Plagiarisme merupakan suatu aktivitas meniru atau menjiplakkan karya seseorang atau karya milik sendiri yang direproduksi sehingga melanggar hak cipta. Plagiarisme merupakan tanda dilanggarnya kejujuran dan integritas ilmiah, yang justru menjadi tonggak utama lembaga pendidikan manapun. Apakah karyamu murni hasil karyanya atau sebagian dari hasil karyanya? Untuk dapat menjawab pertanyaan tersebut, mari kita simak pembahasan berikut, kira-kira perbuatan menjiplak seperti apa saja yang digolongkan dalam praktik plagiarisme atau yang biasa kita kenal plagiat.

Kolusi
Kolusi merupakan kerja sama yang dilakukan oleh dua orang atau lebih untuk maksud tidak terpuji. Atau dengan kata lain bersekongkol untuk berbuat sesuatu yang merugikan bukan hanya dirinya sendiri tetapi juga orang lain.

Kolusi terjadi apabila seseorang membuat sebuah karya dan mengizinkan orang lain untuk menyontek atau meniru karyanya. Kolusi berbeda dengan kerja kelompok. Kerja kelompok akan menghasilkan suatu karya. Sementara kolusi tidak demikian. Satu karya untuk banyak orang yang bukan dalam satu kelompok.

Copy dan Paste
Istilah ini sudah bukan sesuatu yang asing terdengar di telinga kita. Istilah ini identik dengan karya yang dipublikasikan di dunia maya/internet dalam bentuk softcopy atau yang bertalian dengan file-file, data, document, dan lain sebagainya. Copy adalah kata yang berasal dari bahasa inggris yang artinya menyalin/menggandakan, sedangkan Paste yaitu suatu proses menempatkan hasil Copy-an tadi baik itu dalam sebuah karya baru atau karya yang sudah jadi. Jadi kedua istilah ini selalu berdampingan atau tidak bisa dilepaspisahkan. Praktik ini tetap dianggap plagiarisme entah dengan mengubah sebagian atau seluruh isi file atau dokumen.

Plagiarisme Penuh
Si A disuruh membuat artikel tentang profesi guru misalnya. Karena tidak mempunyai wawasan yang luas dan tidak gemar membaca, akhirnya si A mengadopsi sepenuhnya artikel orang lain entah dari mana asalnya, yang sudah jelas bukan karyanya lalu diakui bahwa artikel tersebut adalah hasil karyanya sendiri.
Plagiarisme Parsial
Plagiarisme jenis ini muncul ketika otak sudah tak mampu memproduksi kalimat-kalimat yang baik dan baku.
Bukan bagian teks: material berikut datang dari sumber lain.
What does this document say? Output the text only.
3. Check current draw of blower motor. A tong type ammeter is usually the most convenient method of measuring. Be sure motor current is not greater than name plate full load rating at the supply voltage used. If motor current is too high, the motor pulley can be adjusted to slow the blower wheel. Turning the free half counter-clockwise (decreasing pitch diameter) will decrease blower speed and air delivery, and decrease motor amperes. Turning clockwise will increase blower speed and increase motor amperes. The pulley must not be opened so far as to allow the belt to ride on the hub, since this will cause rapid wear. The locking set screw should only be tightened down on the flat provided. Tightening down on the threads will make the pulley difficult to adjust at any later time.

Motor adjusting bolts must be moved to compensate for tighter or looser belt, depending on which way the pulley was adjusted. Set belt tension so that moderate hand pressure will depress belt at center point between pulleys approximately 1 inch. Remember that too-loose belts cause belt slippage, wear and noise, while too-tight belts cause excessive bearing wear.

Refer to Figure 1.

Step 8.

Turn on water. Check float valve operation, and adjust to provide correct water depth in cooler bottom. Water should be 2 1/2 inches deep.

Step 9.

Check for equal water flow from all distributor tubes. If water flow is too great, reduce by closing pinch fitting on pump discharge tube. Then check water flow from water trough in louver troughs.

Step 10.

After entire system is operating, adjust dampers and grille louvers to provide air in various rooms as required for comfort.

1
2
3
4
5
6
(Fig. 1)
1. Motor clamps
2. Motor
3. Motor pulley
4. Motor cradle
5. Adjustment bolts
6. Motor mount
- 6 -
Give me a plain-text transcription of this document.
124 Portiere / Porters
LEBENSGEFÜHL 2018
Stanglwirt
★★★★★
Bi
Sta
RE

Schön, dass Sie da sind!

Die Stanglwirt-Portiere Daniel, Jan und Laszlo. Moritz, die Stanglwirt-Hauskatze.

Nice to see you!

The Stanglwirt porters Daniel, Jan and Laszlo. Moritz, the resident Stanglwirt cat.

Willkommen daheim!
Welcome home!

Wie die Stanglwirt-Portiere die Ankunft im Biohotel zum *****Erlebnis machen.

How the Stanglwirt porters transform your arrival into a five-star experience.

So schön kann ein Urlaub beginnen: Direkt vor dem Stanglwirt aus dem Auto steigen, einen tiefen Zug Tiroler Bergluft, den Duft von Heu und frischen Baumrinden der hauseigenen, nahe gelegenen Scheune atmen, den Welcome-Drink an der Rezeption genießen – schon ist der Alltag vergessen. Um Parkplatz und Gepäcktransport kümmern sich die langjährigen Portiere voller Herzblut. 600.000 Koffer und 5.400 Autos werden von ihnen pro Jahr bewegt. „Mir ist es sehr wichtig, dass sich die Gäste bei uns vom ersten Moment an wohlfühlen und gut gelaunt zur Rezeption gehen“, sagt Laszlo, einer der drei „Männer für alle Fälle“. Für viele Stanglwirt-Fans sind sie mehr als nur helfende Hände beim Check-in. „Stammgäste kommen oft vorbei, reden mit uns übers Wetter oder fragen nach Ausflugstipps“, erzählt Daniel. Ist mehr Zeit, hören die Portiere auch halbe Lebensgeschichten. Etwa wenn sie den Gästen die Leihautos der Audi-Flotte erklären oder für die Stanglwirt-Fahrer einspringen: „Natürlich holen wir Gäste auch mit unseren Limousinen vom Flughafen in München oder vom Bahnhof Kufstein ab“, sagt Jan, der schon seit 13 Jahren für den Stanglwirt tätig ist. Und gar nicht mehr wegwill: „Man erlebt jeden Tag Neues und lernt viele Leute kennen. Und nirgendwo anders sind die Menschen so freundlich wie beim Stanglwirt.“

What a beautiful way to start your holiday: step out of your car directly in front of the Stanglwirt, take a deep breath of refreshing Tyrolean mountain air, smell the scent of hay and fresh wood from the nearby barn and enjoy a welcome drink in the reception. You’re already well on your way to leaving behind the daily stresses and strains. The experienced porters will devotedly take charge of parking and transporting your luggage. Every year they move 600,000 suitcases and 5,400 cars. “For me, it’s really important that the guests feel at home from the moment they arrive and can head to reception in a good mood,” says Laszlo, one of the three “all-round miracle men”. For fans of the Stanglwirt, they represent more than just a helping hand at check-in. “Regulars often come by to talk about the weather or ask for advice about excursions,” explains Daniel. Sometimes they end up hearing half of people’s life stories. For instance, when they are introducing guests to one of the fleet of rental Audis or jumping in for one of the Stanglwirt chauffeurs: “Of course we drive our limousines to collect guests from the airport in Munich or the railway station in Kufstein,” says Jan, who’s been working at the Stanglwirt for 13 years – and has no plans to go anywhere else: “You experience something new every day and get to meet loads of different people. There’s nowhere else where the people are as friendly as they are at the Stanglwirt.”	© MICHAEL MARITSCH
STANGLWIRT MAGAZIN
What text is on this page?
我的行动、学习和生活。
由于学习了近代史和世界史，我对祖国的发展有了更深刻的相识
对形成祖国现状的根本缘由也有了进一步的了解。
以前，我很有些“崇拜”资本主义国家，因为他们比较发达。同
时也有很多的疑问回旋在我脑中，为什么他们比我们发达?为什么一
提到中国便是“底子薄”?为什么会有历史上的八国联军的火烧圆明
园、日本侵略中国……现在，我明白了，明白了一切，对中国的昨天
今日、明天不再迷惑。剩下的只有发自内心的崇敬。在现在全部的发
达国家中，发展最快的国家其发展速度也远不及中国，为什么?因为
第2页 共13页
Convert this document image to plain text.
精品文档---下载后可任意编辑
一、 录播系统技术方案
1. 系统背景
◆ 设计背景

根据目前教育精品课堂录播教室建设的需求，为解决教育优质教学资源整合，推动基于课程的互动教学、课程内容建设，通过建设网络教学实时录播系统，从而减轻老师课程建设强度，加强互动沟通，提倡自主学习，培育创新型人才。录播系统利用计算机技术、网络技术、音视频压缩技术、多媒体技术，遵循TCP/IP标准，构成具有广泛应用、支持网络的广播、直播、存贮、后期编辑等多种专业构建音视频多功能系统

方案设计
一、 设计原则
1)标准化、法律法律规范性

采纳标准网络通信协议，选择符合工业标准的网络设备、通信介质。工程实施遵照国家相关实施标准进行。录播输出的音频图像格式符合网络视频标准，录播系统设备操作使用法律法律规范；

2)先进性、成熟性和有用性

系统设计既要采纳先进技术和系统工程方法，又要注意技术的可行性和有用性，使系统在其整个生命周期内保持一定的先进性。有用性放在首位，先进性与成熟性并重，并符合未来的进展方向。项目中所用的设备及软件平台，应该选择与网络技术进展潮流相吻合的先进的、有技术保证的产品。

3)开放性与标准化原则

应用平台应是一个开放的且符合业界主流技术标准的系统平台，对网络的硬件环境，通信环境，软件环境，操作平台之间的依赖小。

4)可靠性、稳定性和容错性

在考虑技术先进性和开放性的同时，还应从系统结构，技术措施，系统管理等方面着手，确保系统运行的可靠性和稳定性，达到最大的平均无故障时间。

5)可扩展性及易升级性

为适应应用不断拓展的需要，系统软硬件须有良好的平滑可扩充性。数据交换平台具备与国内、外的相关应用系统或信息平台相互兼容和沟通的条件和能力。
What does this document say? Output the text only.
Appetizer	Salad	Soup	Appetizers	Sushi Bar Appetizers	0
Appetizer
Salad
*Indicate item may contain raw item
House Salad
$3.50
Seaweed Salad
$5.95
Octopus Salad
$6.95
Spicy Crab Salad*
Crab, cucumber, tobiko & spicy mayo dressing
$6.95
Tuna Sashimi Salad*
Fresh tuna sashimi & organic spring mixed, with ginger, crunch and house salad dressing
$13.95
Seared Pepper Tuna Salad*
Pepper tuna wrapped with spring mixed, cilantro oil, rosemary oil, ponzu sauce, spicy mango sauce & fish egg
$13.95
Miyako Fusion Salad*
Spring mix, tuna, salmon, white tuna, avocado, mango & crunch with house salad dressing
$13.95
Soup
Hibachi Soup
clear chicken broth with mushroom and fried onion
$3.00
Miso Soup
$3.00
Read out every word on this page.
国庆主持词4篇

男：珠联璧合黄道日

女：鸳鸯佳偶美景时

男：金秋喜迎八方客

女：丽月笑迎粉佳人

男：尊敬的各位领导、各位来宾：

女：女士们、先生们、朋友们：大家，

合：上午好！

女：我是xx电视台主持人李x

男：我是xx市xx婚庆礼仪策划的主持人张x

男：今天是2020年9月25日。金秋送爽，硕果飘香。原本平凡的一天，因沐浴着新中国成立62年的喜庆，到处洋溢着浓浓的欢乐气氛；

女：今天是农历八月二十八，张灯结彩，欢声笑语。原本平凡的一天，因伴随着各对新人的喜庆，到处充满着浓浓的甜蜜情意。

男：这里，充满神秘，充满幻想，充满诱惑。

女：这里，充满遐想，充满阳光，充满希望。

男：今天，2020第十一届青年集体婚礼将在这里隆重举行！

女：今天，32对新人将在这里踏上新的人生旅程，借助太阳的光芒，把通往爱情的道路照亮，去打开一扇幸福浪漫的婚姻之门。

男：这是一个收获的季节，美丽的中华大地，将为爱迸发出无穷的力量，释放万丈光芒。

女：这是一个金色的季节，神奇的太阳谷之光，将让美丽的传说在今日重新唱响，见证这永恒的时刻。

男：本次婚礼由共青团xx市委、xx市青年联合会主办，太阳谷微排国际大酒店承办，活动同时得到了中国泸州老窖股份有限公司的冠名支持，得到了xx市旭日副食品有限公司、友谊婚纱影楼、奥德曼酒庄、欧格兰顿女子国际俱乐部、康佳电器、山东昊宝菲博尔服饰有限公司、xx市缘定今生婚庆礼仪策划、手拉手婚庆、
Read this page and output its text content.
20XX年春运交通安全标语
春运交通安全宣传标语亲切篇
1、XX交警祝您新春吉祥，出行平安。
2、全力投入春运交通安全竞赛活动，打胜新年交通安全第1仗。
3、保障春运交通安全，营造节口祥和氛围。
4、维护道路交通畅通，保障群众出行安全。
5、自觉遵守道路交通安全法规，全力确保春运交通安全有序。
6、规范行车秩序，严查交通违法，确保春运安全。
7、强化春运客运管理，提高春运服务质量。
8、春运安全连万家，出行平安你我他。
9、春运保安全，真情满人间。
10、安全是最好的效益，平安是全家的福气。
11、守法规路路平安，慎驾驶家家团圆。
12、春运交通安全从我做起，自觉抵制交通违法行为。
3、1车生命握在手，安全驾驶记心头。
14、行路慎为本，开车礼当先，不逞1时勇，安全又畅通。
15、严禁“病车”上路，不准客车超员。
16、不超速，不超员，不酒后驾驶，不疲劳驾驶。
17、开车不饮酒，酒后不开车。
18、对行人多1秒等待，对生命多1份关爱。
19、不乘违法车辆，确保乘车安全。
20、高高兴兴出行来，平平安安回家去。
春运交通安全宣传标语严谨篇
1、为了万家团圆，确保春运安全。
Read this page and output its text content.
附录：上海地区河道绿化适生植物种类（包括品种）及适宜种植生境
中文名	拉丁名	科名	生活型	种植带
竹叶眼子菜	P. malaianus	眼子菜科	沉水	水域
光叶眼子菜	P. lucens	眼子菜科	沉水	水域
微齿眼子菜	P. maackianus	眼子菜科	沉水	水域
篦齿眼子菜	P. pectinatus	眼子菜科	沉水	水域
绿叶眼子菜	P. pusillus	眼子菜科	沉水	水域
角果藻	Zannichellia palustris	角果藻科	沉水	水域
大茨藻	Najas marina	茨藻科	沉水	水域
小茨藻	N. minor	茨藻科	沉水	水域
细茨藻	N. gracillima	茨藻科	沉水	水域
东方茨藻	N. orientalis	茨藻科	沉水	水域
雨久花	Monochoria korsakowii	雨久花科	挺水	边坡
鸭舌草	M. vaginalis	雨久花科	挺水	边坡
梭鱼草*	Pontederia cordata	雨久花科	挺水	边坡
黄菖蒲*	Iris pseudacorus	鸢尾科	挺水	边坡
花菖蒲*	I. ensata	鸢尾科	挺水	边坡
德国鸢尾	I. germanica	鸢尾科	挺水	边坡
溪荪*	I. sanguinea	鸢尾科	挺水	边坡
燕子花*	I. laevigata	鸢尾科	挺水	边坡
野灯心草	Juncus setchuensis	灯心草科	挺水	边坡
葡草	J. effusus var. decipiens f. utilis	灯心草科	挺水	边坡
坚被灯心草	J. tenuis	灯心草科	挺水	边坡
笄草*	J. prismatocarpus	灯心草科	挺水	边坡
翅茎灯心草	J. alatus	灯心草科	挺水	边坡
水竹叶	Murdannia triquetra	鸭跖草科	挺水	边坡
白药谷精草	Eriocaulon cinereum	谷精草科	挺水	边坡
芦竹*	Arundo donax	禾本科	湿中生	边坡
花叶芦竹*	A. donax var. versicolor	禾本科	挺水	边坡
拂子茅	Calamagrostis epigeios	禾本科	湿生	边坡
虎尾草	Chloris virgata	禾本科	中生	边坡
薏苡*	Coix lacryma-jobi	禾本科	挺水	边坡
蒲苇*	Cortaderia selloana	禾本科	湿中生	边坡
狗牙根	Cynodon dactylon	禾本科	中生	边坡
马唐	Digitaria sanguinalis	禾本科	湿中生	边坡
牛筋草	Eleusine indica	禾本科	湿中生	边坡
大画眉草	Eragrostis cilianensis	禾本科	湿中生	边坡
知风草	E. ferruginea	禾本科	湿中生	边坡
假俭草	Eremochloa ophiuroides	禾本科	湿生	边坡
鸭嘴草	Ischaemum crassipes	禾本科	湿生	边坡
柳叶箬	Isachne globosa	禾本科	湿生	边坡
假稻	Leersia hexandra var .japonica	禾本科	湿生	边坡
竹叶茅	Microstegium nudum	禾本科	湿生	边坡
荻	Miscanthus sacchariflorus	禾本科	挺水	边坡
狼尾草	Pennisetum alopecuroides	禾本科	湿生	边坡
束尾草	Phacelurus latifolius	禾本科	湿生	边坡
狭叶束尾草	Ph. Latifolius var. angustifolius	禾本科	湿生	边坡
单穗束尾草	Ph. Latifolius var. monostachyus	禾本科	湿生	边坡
Akhirnya yang dilakukan adalah mengadopsi beberapa paragraf dari karya atau sumber lain dan disatukan dengan karyanya tanpa menulis referensi (sumber) dari hasil adopsi tersebut. Lalu kemudian, untuk mengurangi kecurigaan, diubahlah beberapa kata dan kalimat dari paragraf tersebut sehingga tidak terlau mencolok karya orang lainnya. Namun demikian, berapapun banyak kalimat yang diubah dan tidak, tetaplah dinamakan plagiarisme.

Parafrase tanpa referensi
Parafrase merupakan pengungkapan kembali suatu konsep atau gagasan menggunakan cara lain namun tetap dalam bahasa yang sama dan tanpa mengubah sedikitpun maknanya. Aktivitas ini memberikan kemungkinan kepada si penulis untuk memberikan penekanan yang agak berlainan dengan penulis asli. Pertanyaan yang kemudian muncul adalah, bukankah parafrase merupakan salah satu keterampilan mendasar yang harus dimiliki dan dikuasai oleh setiap orang dalam menulis? Ia memang benar, namun akan menjadi masalah dan dipermasalahkan jika dan hanya jika tidak disertai referensi atau sumber rujukan dari karya (tulisan) yang dikutip tersebut. Si penulis harus tetap mencantumkan sumber aslinya, jika tidak ingin dianggap plagiat.

Pencurian Gagasan
Pencurian gagasan adalah suatu aktivitas dalam menulis yang mengambil hasil pemikiran atau ide orang lain untuk membuat karya sendiri. Hal ini dianggap plagiarisme jika gagasan orisinal orang lain itu tidak disertakan member kredit atau referensi karya yang diambil tersebut. Kebanyakan orang memberi alasan lupa dan tidak tahu lagi alamat atau asal karya tersebut diambil.
Pencurian gagasan berbeda dan harus dibedakan antara pengetahuan umum (common knowledge) yang tidak dianggap sebagai plagiarism (misalnya, Indonesia meredeka 17 Agustus 1945; Hari Pendidikan Nasional).

Menerjemahkan Tanpa Referensi
Ketika si A mencari materi dalam bentuk bahasa inggris (asing) atau bahasa daerah (bahasa ibu) lalu untuk mudah dipahami orang, kemudian si A menerjemahkan karya tersebut ke dalam bahasa Indonesia namun tidak menyertakan sumber dari karya tersebut. Hal tersebut akan diangap plagiarisme jika tidak diberi referensi selengkapnya dan ditulis dengan tanda kutip (“....”)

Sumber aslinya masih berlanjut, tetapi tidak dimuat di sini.